Monday, Jan. 05, 1959

The Busy Air

P: The New York City Ballet's version of Tchaikovsky's Nutcracker has become something of a Manhattan institution at Christmas time, and CBS chose it for its only live color broadcast of 1958. Once past the opening scene's heavy-footed family frolic, the production made a softly bright delight of the land of the Sugar Plum Fairy. Avoiding the tricky camera shifts and closeups that most directors try when televising ballet, Director Ralph Nelson kept the episodes sharp, the camera steady. Result: an overall sense of gaiety and space. High point: Allegra Kent, crisp and crystalline as Dew Drop.

P: The faces glowed, the voices were beautiful, but neither belonged to the other. West Germany's Hamburg TV wedded faces and voices in a topnotch production of Smetana's bucolic opera, The Bartered Bride. This exercise in "controlled schizophrenia" (used before in movies) began three months ago with tape recordings of such fine opera stars as Soprano Anny Schlemma, Basso Oskar Czerwenka. At show time the taped music flowed through loudspeakers as more photogenic players performed and mouthed the words. "Sacrilege on the spirit of opera," cried one German critic, but most other opera buffs seemed delighted.
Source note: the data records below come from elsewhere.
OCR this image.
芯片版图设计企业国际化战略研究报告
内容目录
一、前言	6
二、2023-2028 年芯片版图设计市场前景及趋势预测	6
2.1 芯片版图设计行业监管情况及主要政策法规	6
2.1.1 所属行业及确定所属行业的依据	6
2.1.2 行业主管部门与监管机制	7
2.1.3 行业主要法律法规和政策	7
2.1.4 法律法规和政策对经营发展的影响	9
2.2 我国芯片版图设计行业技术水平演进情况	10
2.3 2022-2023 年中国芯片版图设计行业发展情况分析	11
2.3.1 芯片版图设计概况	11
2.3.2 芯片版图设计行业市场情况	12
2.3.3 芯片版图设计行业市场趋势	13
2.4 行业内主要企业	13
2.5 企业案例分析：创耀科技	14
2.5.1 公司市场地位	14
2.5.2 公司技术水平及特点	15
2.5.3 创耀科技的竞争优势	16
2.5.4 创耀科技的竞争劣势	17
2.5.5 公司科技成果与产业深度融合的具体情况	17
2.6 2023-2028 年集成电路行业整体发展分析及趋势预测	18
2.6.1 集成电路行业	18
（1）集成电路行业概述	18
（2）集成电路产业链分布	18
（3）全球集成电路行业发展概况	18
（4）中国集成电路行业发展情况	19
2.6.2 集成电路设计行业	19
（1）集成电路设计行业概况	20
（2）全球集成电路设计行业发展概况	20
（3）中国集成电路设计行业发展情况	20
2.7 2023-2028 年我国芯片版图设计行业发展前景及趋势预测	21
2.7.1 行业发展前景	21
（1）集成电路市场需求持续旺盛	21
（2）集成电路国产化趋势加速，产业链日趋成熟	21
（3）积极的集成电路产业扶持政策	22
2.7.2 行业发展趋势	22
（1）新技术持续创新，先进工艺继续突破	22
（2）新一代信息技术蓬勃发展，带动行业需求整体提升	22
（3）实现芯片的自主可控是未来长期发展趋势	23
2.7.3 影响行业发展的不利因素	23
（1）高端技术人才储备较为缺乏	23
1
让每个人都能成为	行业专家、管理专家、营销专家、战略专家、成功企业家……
P: Galloping into London for a personal theater appearance, TV's Hugh (Wyatt Earp) O'Brian was bushwhacked by the critics. They spoofed his six-gun William Tell act of shooting balloons off a man's head, charged that some other hombre backstage reached out with a long pin. "Course I shoot the gun," drawled the punctured marshal. "I just don't use live ammunition." But even worse to the critics was Earp's de-Westernized act of crooning love songs in top hat and tails, plus some other "sissy stuff" of smooching with leggy gals all over the stage. Fumed Actor O'Brian: "So I kiss a girl, this is a crime? I'm a red-blooded American boy. Besides, I kiss the horse at the beginning of the show."